Le gouvernement américain tente de revenir sur les limites fixées par l'ancien président Joe Biden en matière de particules fines. La réglementation de 2024 avait réduit la concentration ambiante admissible de PM2,5 de 12 µg/m³ à 9 µg/m³, une mesure visant à réduire considérablement la pollution atmosphérique et à protéger la santé publique.
Le Agence de protection de l'environnement (EPA), désormais dirigée par un directeur nommé par le président Donald Trump, a demandé à un tribunal fédéral d'annuler une norme plus stricte en matière de qualité de l'air pour les particules fines (PM2,5) adoptée sous Joe Biden, arguant que s'y conformer serait trop coûteux pour les fabricants.
Retour en arrière
Si la cour donne son accord, la norme reviendra à l'ancienne limite, plus souple (12 µg/m³), ce qui assouplira effectivement la réglementation relative à la pollution par les particules fines. Ce retour en arrière s'inscrit dans le cadre d'une vaste campagne de déréglementation : sous Trump, l'EPA vise à annuler de nombreuses mesures de protection de l'environnement adoptées au cours des deux derniers mandats.
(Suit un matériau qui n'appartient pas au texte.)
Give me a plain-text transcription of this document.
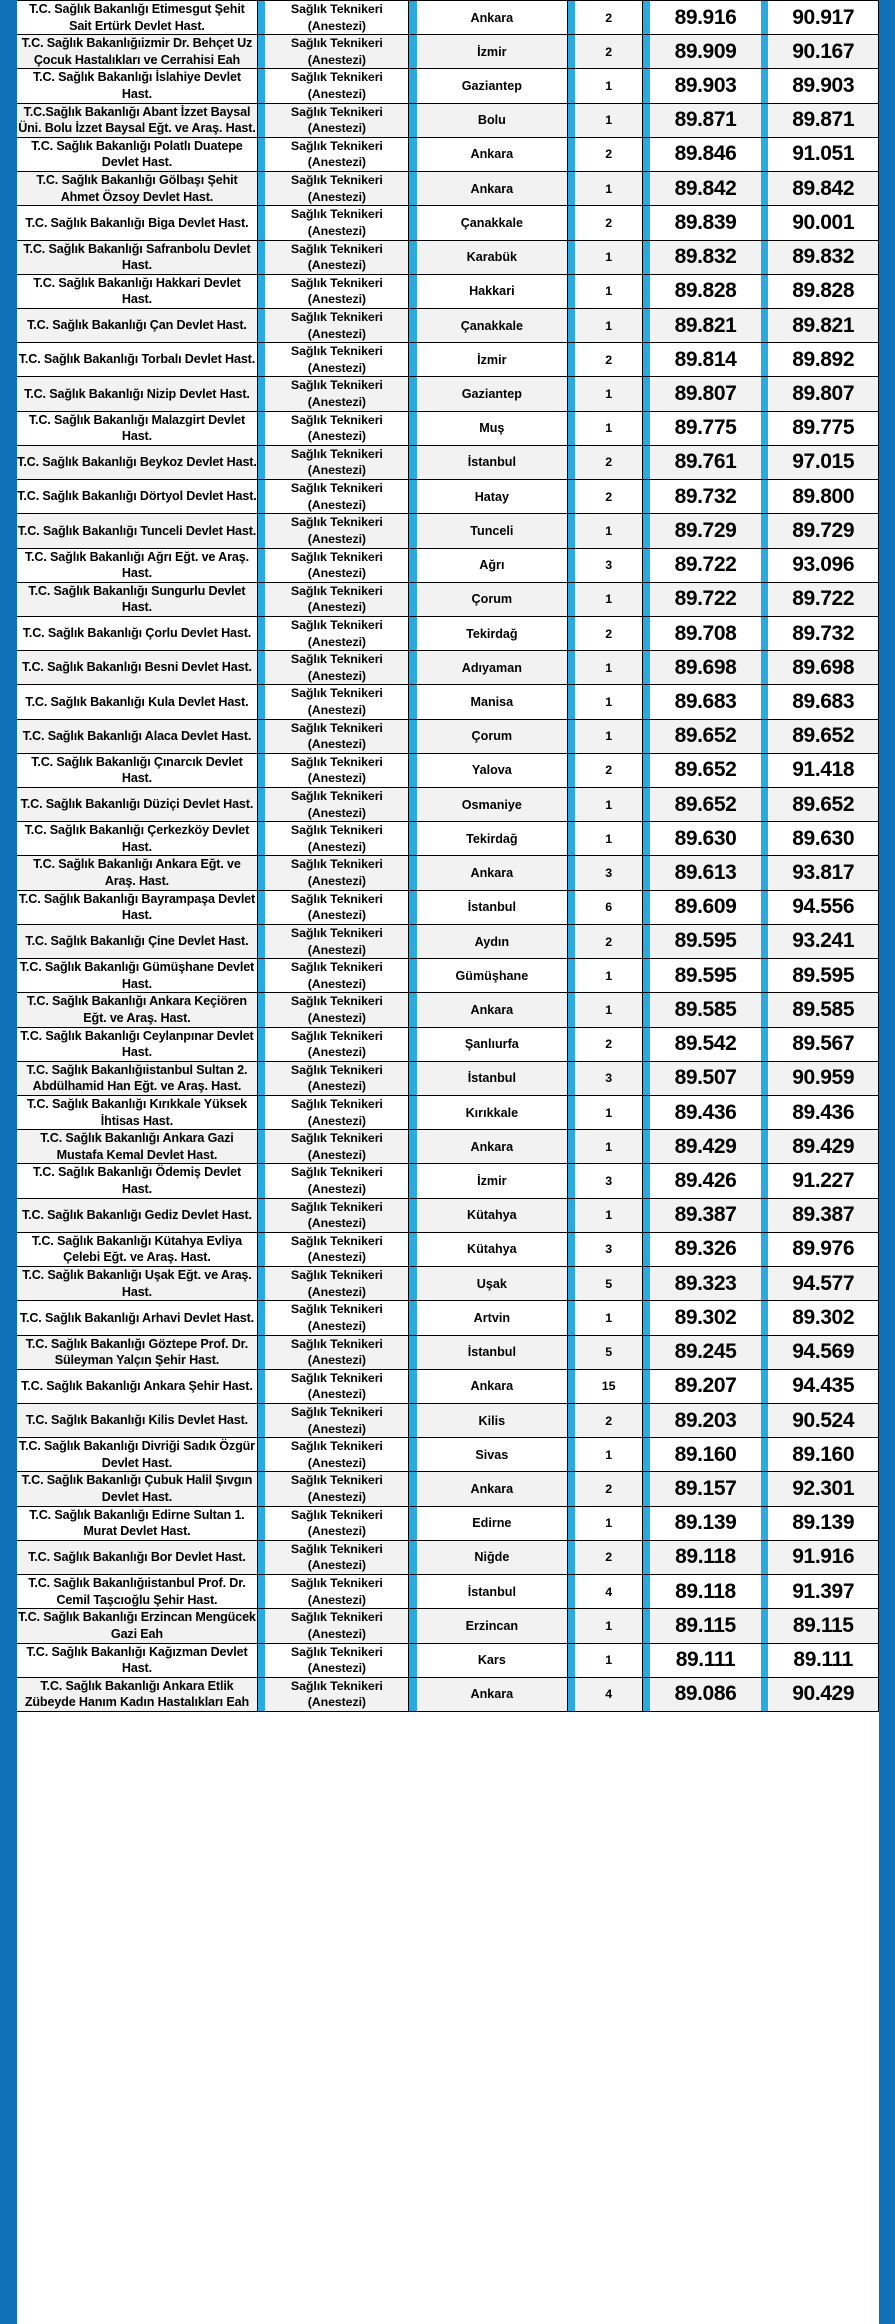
T.C. Sağlık Bakanlığı Etimesgut Şehit Sait Ertürk Devlet Hast.		Sağlık Teknikeri (Anestezi)		Ankara		2		89.916		90.917
T.C. Sağlık Bakanlığıizmir Dr. Behçet Uz Çocuk Hastalıkları ve Cerrahisi Eah		Sağlık Teknikeri (Anestezi)		İzmir		2		89.909		90.167
T.C. Sağlık Bakanlığı İslahiye Devlet Hast.		Sağlık Teknikeri (Anestezi)		Gaziantep		1		89.903		89.903
T.C.Sağlık Bakanlığı Abant İzzet Baysal Üni. Bolu İzzet Baysal Eğt. ve Araş. Hast.		Sağlık Teknikeri (Anestezi)		Bolu		1		89.871		89.871
T.C. Sağlık Bakanlığı Polatlı Duatepe Devlet Hast.		Sağlık Teknikeri (Anestezi)		Ankara		2		89.846		91.051
T.C. Sağlık Bakanlığı Gölbaşı Şehit Ahmet Özsoy Devlet Hast.		Sağlık Teknikeri (Anestezi)		Ankara		1		89.842		89.842
T.C. Sağlık Bakanlığı Biga Devlet Hast.		Sağlık Teknikeri (Anestezi)		Çanakkale		2		89.839		90.001
T.C. Sağlık Bakanlığı Safranbolu Devlet Hast.		Sağlık Teknikeri (Anestezi)		Karabük		1		89.832		89.832
T.C. Sağlık Bakanlığı Hakkari Devlet Hast.		Sağlık Teknikeri (Anestezi)		Hakkari		1		89.828		89.828
T.C. Sağlık Bakanlığı Çan Devlet Hast.		Sağlık Teknikeri (Anestezi)		Çanakkale		1		89.821		89.821
T.C. Sağlık Bakanlığı Torbalı Devlet Hast.		Sağlık Teknikeri (Anestezi)		İzmir		2		89.814		89.892
T.C. Sağlık Bakanlığı Nizip Devlet Hast.		Sağlık Teknikeri (Anestezi)		Gaziantep		1		89.807		89.807
T.C. Sağlık Bakanlığı Malazgirt Devlet Hast.		Sağlık Teknikeri (Anestezi)		Muş		1		89.775		89.775
T.C. Sağlık Bakanlığı Beykoz Devlet Hast.		Sağlık Teknikeri (Anestezi)		İstanbul		2		89.761		97.015
T.C. Sağlık Bakanlığı Dörtyol Devlet Hast.		Sağlık Teknikeri (Anestezi)		Hatay		2		89.732		89.800
T.C. Sağlık Bakanlığı Tunceli Devlet Hast.		Sağlık Teknikeri (Anestezi)		Tunceli		1		89.729		89.729
T.C. Sağlık Bakanlığı Ağrı Eğt. ve Araş. Hast.		Sağlık Teknikeri (Anestezi)		Ağrı		3		89.722		93.096
T.C. Sağlık Bakanlığı Sungurlu Devlet Hast.		Sağlık Teknikeri (Anestezi)		Çorum		1		89.722		89.722
T.C. Sağlık Bakanlığı Çorlu Devlet Hast.		Sağlık Teknikeri (Anestezi)		Tekirdağ		2		89.708		89.732
T.C. Sağlık Bakanlığı Besni Devlet Hast.		Sağlık Teknikeri (Anestezi)		Adıyaman		1		89.698		89.698
T.C. Sağlık Bakanlığı Kula Devlet Hast.		Sağlık Teknikeri (Anestezi)		Manisa		1		89.683		89.683
T.C. Sağlık Bakanlığı Alaca Devlet Hast.		Sağlık Teknikeri (Anestezi)		Çorum		1		89.652		89.652
T.C. Sağlık Bakanlığı Çınarcık Devlet Hast.		Sağlık Teknikeri (Anestezi)		Yalova		2		89.652		91.418
T.C. Sağlık Bakanlığı Düziçi Devlet Hast.		Sağlık Teknikeri (Anestezi)		Osmaniye		1		89.652		89.652
T.C. Sağlık Bakanlığı Çerkezköy Devlet Hast.		Sağlık Teknikeri (Anestezi)		Tekirdağ		1		89.630		89.630
T.C. Sağlık Bakanlığı Ankara Eğt. ve Araş. Hast.		Sağlık Teknikeri (Anestezi)		Ankara		3		89.613		93.817
T.C. Sağlık Bakanlığı Bayrampaşa Devlet Hast.		Sağlık Teknikeri (Anestezi)		İstanbul		6		89.609		94.556
T.C. Sağlık Bakanlığı Çine Devlet Hast.		Sağlık Teknikeri (Anestezi)		Aydın		2		89.595		93.241
T.C. Sağlık Bakanlığı Gümüşhane Devlet Hast.		Sağlık Teknikeri (Anestezi)		Gümüşhane		1		89.595		89.595
T.C. Sağlık Bakanlığı Ankara Keçiören Eğt. ve Araş. Hast.		Sağlık Teknikeri (Anestezi)		Ankara		1		89.585		89.585
T.C. Sağlık Bakanlığı Ceylanpınar Devlet Hast.		Sağlık Teknikeri (Anestezi)		Şanlıurfa		2		89.542		89.567
T.C. Sağlık Bakanlığıistanbul Sultan 2. Abdülhamid Han Eğt. ve Araş. Hast.		Sağlık Teknikeri (Anestezi)		İstanbul		3		89.507		90.959
T.C. Sağlık Bakanlığı Kırıkkale Yüksek İhtisas Hast.		Sağlık Teknikeri (Anestezi)		Kırıkkale		1		89.436		89.436
T.C. Sağlık Bakanlığı Ankara Gazi Mustafa Kemal Devlet Hast.		Sağlık Teknikeri (Anestezi)		Ankara		1		89.429		89.429
T.C. Sağlık Bakanlığı Ödemiş Devlet Hast.		Sağlık Teknikeri (Anestezi)		İzmir		3		89.426		91.227
T.C. Sağlık Bakanlığı Gediz Devlet Hast.		Sağlık Teknikeri (Anestezi)		Kütahya		1		89.387		89.387
T.C. Sağlık Bakanlığı Kütahya Evliya Çelebi Eğt. ve Araş. Hast.		Sağlık Teknikeri (Anestezi)		Kütahya		3		89.326		89.976
T.C. Sağlık Bakanlığı Uşak Eğt. ve Araş. Hast.		Sağlık Teknikeri (Anestezi)		Uşak		5		89.323		94.577
T.C. Sağlık Bakanlığı Arhavi Devlet Hast.		Sağlık Teknikeri (Anestezi)		Artvin		1		89.302		89.302
T.C. Sağlık Bakanlığı Göztepe Prof. Dr. Süleyman Yalçın Şehir Hast.		Sağlık Teknikeri (Anestezi)		İstanbul		5		89.245		94.569
T.C. Sağlık Bakanlığı Ankara Şehir Hast.		Sağlık Teknikeri (Anestezi)		Ankara		15		89.207		94.435
T.C. Sağlık Bakanlığı Kilis Devlet Hast.		Sağlık Teknikeri (Anestezi)		Kilis		2		89.203		90.524
T.C. Sağlık Bakanlığı Divriği Sadık Özgür Devlet Hast.		Sağlık Teknikeri (Anestezi)		Sivas		1		89.160		89.160
T.C. Sağlık Bakanlığı Çubuk Halil Şıvgın Devlet Hast.		Sağlık Teknikeri (Anestezi)		Ankara		2		89.157		92.301
T.C. Sağlık Bakanlığı Edirne Sultan 1. Murat Devlet Hast.		Sağlık Teknikeri (Anestezi)		Edirne		1		89.139		89.139
T.C. Sağlık Bakanlığı Bor Devlet Hast.		Sağlık Teknikeri (Anestezi)		Niğde		2		89.118		91.916
T.C. Sağlık Bakanlığıistanbul Prof. Dr. Cemil Taşcıoğlu Şehir Hast.		Sağlık Teknikeri (Anestezi)		İstanbul		4		89.118		91.397
T.C. Sağlık Bakanlığı Erzincan Mengücek Gazi Eah		Sağlık Teknikeri (Anestezi)		Erzincan		1		89.115		89.115
T.C. Sağlık Bakanlığı Kağızman Devlet Hast.		Sağlık Teknikeri (Anestezi)		Kars		1		89.111		89.111
T.C. Sağlık Bakanlığı Ankara Etlik Zübeyde Hanım Kadın Hastalıkları Eah		Sağlık Teknikeri (Anestezi)		Ankara		4		89.086		90.429
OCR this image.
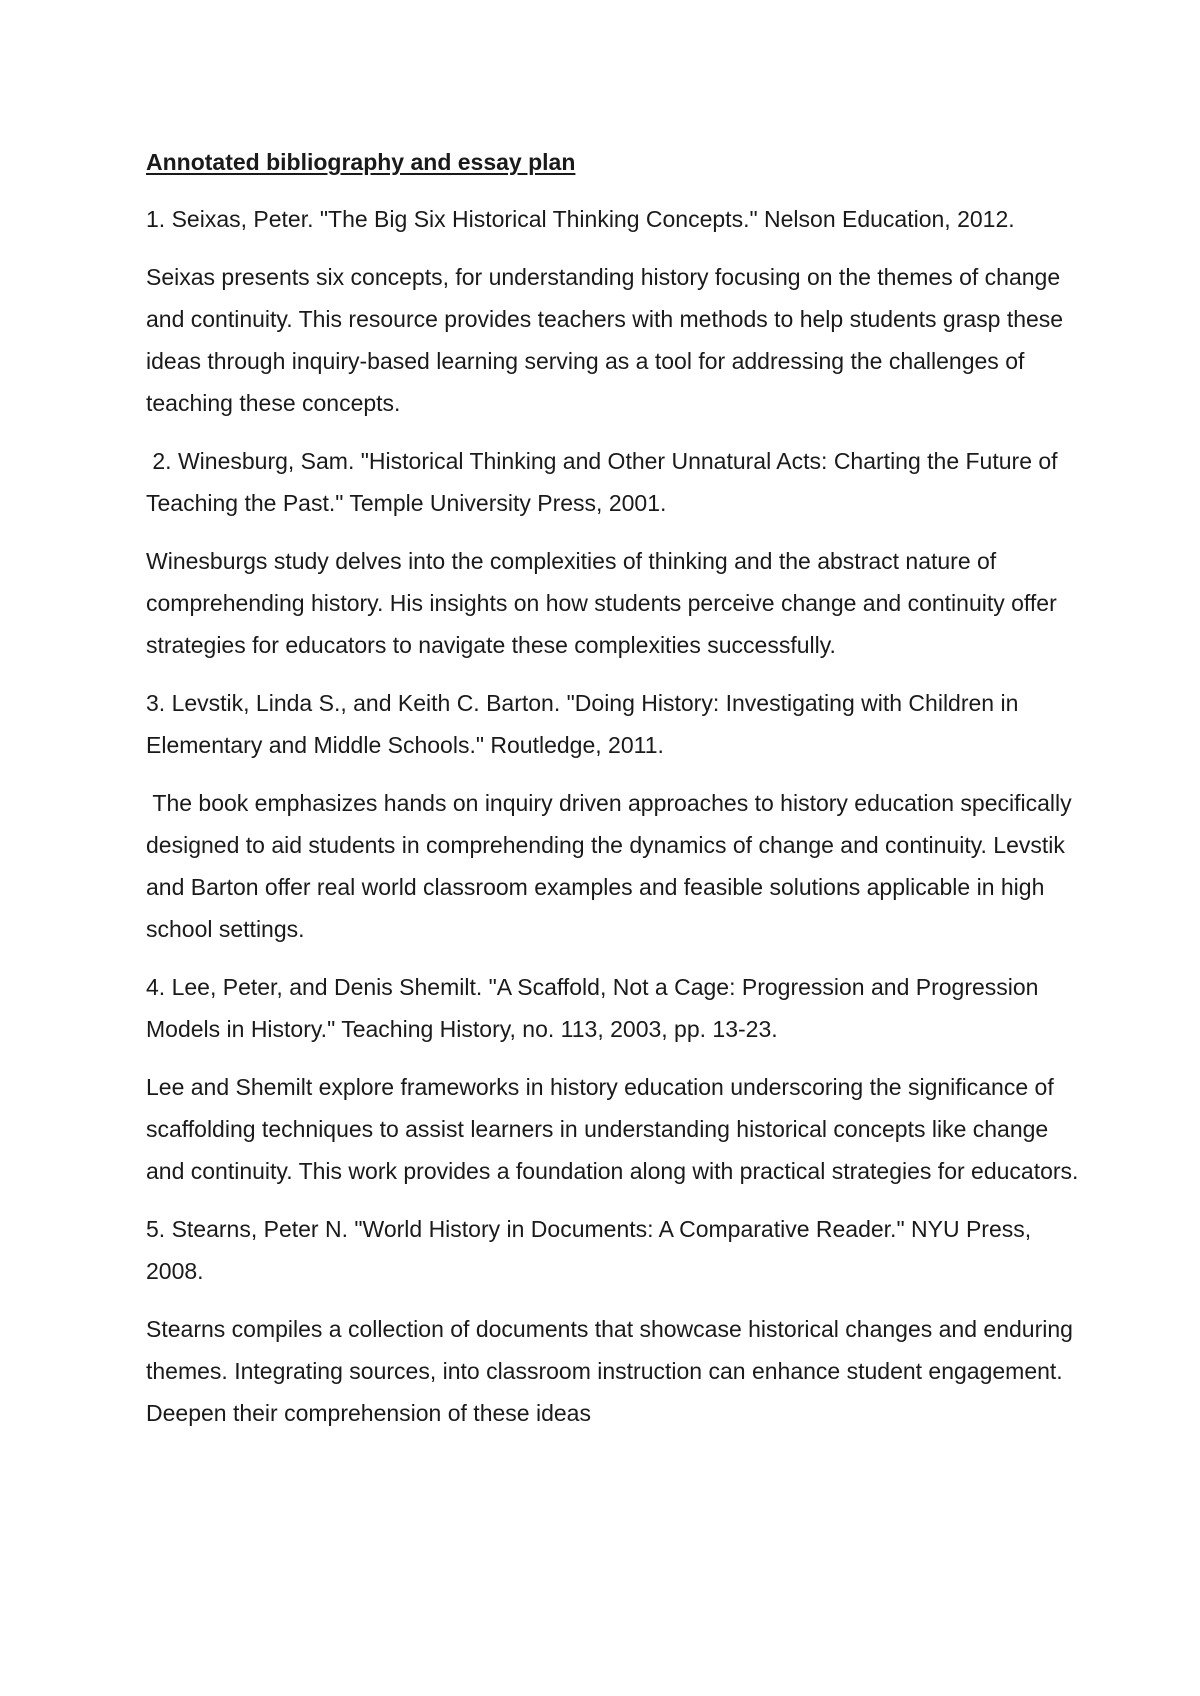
Annotated bibliography and essay plan

1. Seixas, Peter. "The Big Six Historical Thinking Concepts." Nelson Education, 2012.

Seixas presents six concepts, for understanding history focusing on the themes of change and continuity. This resource provides teachers with methods to help students grasp these ideas through inquiry-based learning serving as a tool for addressing the challenges of teaching these concepts.

2. Winesburg, Sam. "Historical Thinking and Other Unnatural Acts: Charting the Future of Teaching the Past." Temple University Press, 2001.

Winesburgs study delves into the complexities of thinking and the abstract nature of comprehending history. His insights on how students perceive change and continuity offer strategies for educators to navigate these complexities successfully.

3. Levstik, Linda S., and Keith C. Barton. "Doing History: Investigating with Children in Elementary and Middle Schools." Routledge, 2011.

The book emphasizes hands on inquiry driven approaches to history education specifically designed to aid students in comprehending the dynamics of change and continuity. Levstik and Barton offer real world classroom examples and feasible solutions applicable in high school settings.

4. Lee, Peter, and Denis Shemilt. "A Scaffold, Not a Cage: Progression and Progression Models in History." Teaching History, no. 113, 2003, pp. 13-23.

Lee and Shemilt explore frameworks in history education underscoring the significance of scaffolding techniques to assist learners in understanding historical concepts like change and continuity. This work provides a foundation along with practical strategies for educators.

5. Stearns, Peter N. "World History in Documents: A Comparative Reader." NYU Press, 2008.

Stearns compiles a collection of documents that showcase historical changes and enduring themes. Integrating sources, into classroom instruction can enhance student engagement. Deepen their comprehension of these ideas
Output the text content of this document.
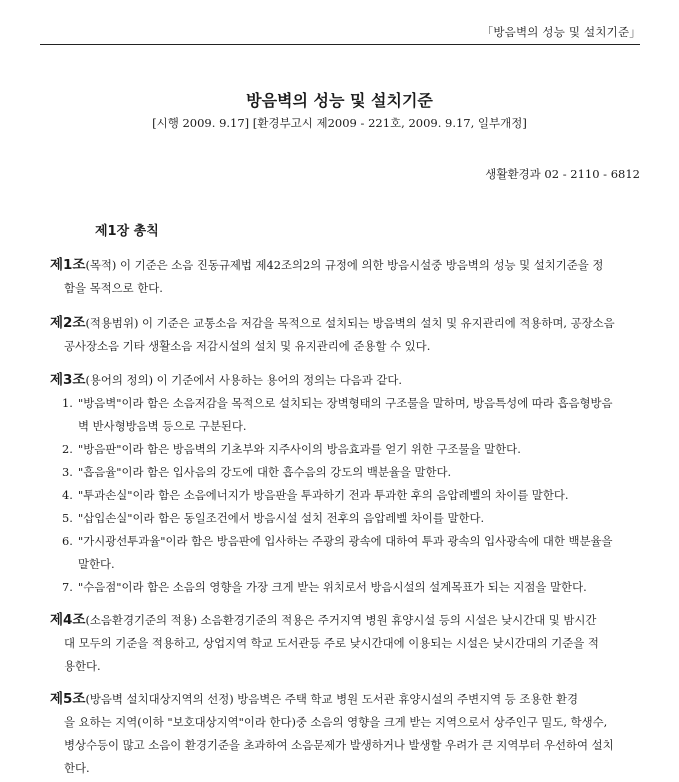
「방음벽의 성능 및 설치기준」
방음벽의 성능 및 설치기준
[시행 2009. 9.17] [환경부고시 제2009 - 221호, 2009. 9.17, 일부개정]
생활환경과 02 - 2110 - 6812
제1장 총칙
제1조(목적) 이 기준은 소음 진동규제법 제42조의2의 규정에 의한 방음시설중 방음벽의 성능 및 설치기준을 정
함을 목적으로 한다.
제2조(적용범위) 이 기준은 교통소음 저감을 목적으로 설치되는 방음벽의 설치 및 유지관리에 적용하며, 공장소음
공사장소음 기타 생활소음 저감시설의 설치 및 유지관리에 준용할 수 있다.
제3조(용어의 정의) 이 기준에서 사용하는 용어의 정의는 다음과 같다.
1. "방음벽"이라 함은 소음저감을 목적으로 설치되는 장벽형태의 구조물을 말하며, 방음특성에 따라 흡음형방음
벽 반사형방음벽 등으로 구분된다.
2. "방음판"이라 함은 방음벽의 기초부와 지주사이의 방음효과를 얻기 위한 구조물을 말한다.
3. "흡음율"이라 함은 입사음의 강도에 대한 흡수음의 강도의 백분율을 말한다.
4. "투과손실"이라 함은 소음에너지가 방음판을 투과하기 전과 투과한 후의 음압레벨의 차이를 말한다.
5. "삽입손실"이라 함은 동일조건에서 방음시설 설치 전후의 음압레벨 차이를 말한다.
6. "가시광선투과율"이라 함은 방음판에 입사하는 주광의 광속에 대하여 투과 광속의 입사광속에 대한 백분율을
말한다.
7. "수음점"이라 함은 소음의 영향을 가장 크게 받는 위치로서 방음시설의 설계목표가 되는 지점을 말한다.
제4조(소음환경기준의 적용) 소음환경기준의 적용은 주거지역 병원 휴양시설 등의 시설은 낮시간대 및 밤시간
대 모두의 기준을 적용하고, 상업지역 학교 도서관등 주로 낮시간대에 이용되는 시설은 낮시간대의 기준을 적
용한다.
제5조(방음벽 설치대상지역의 선정) 방음벽은 주택 학교 병원 도서관 휴양시설의 주변지역 등 조용한 환경
을 요하는 지역(이하 "보호대상지역"이라 한다)중 소음의 영향을 크게 받는 지역으로서 상주인구 밀도, 학생수,
병상수등이 많고 소음이 환경기준을 초과하여 소음문제가 발생하거나 발생할 우려가 큰 지역부터 우선하여 설치
한다.
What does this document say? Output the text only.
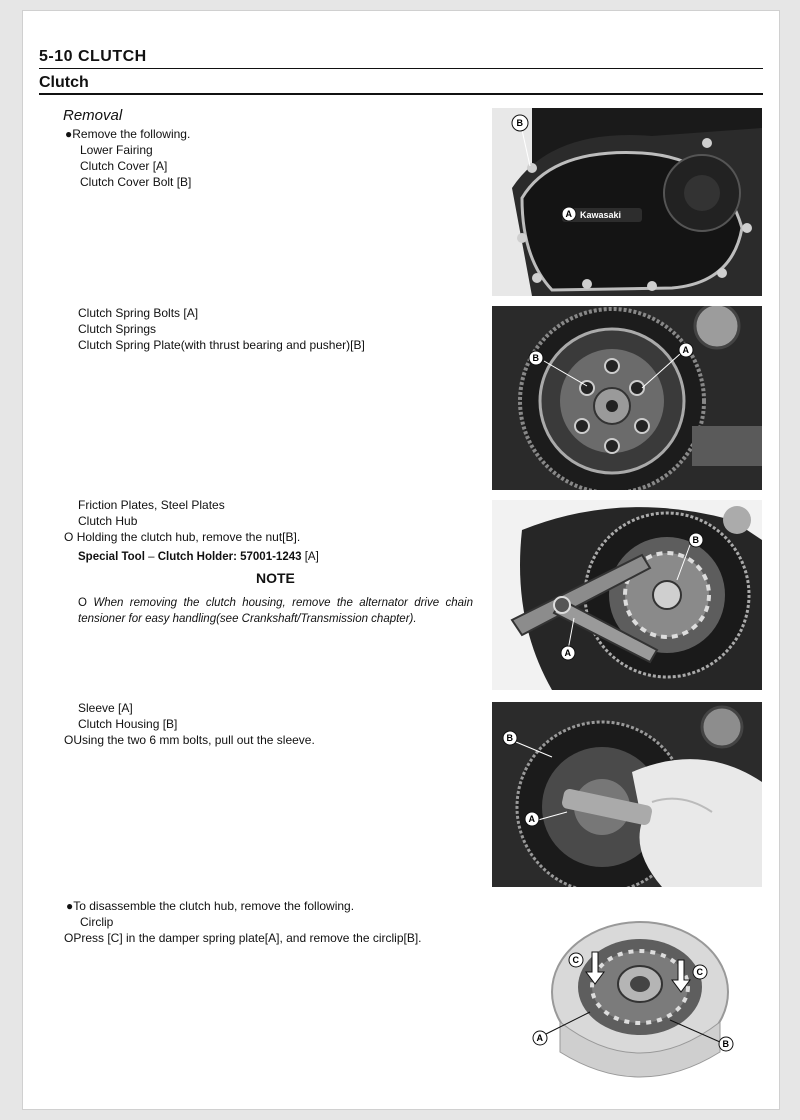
5-10 CLUTCH
Clutch
Removal
●Remove the following.
Lower Fairing
Clutch Cover [A]
Clutch Cover Bolt [B]
Clutch Spring Bolts [A]
Clutch Springs
Clutch Spring Plate(with thrust bearing and pusher)[B]
Friction Plates, Steel Plates
Clutch Hub
O Holding the clutch hub, remove the nut[B].
Special Tool – Clutch Holder: 57001-1243 [A]
NOTE
O When removing the clutch housing, remove the alternator drive chain tensioner for easy handling(see Crankshaft/Transmission chapter).
Sleeve [A]
Clutch Housing [B]
OUsing the two 6 mm bolts, pull out the sleeve.
●To disassemble the clutch hub, remove the following.
Circlip
OPress [C] in the damper spring plate[A], and remove the circlip[B].
B
A Kawasaki
B
A
B
A
B
A
C
C
A
B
Ce n'est pas la première fois que l'administration Trump revient sur des réglementations environnementales ou les affaiblit. En juillet, les centrales à charbon et autres installations de Trump ont obtenu une exemption de deux ans des réglementations environnementales de l'EPA.
PM2,5
Les PM2,5 – ‘ particules fines ’ – sont émises par les cheminées industrielles, les centrales électriques, les gaz d'échappement des véhicules et d'autres sources de combustion ; ces particules sont suffisamment petites pour pénétrer profondément dans les poumons et même entrer dans la circulation sanguine.
L'exposition aux PM2,5 est étroitement liée à un risque accru de maladies respiratoires (comme l'asthme ou la bronchite chronique), de maladies cardiovasculaires et de décès prématuré. Les critiques préviennent que les populations particulièrement vulnérables (les enfants, les personnes âgées et les personnes souffrant de maladies préexistantes) seront les plus durement touchées.
‘ Protections vitales ’
Les organisations environnementales et de santé publique ainsi que les ONG condamnent fermement cette décision. Elles accusent l'administration de privilégier les profits des entreprises et les arguments économiques au détriment de la santé publique et de la justice environnementale. Elles affirment qu'il s'agit d'un “ recul des mesures de protection vitales ”.”
Les effets sur la santé que les détracteurs redoutent suite à l'assouplissement de la réglementation sur les PM2,5 aux États-Unis ne sont pas hypothétiques : ils se produisent déjà quotidiennement en Europe. À l'échelle internationale, ce recul pourrait également nuire à la crédibilité des États-Unis en tant que leader en matière de climat et d'environnement, ce qui pourrait affaiblir la pression exercée sur d'autres pays pour qu'ils adoptent des politiques plus strictes en matière de qualité de l'air ou de climat.
Problème de santé publique
Selon un rapport publié en 2025 par l'Agence européenne pour l'environnement (AEE), en 2023, environ 921 TP3T stations de surveillance à travers l'Europe ont enregistré des niveaux de PM2,5 supérieurs à la valeur recommandée par l'OMS. Cela signifie que la grande majorité des Européens, en particulier dans les zones urbaines, sont exposés à des niveaux de PM2,5 considérés comme nocifs.
Même dans un pays européen (relativement) ‘ propre ’ comme la Belgique, la pollution atmosphérique reste un problème de santé publique, avec un risque élevé d'asthme, de maladies respiratoires et cardiovasculaires, en particulier pour les populations vulnérables.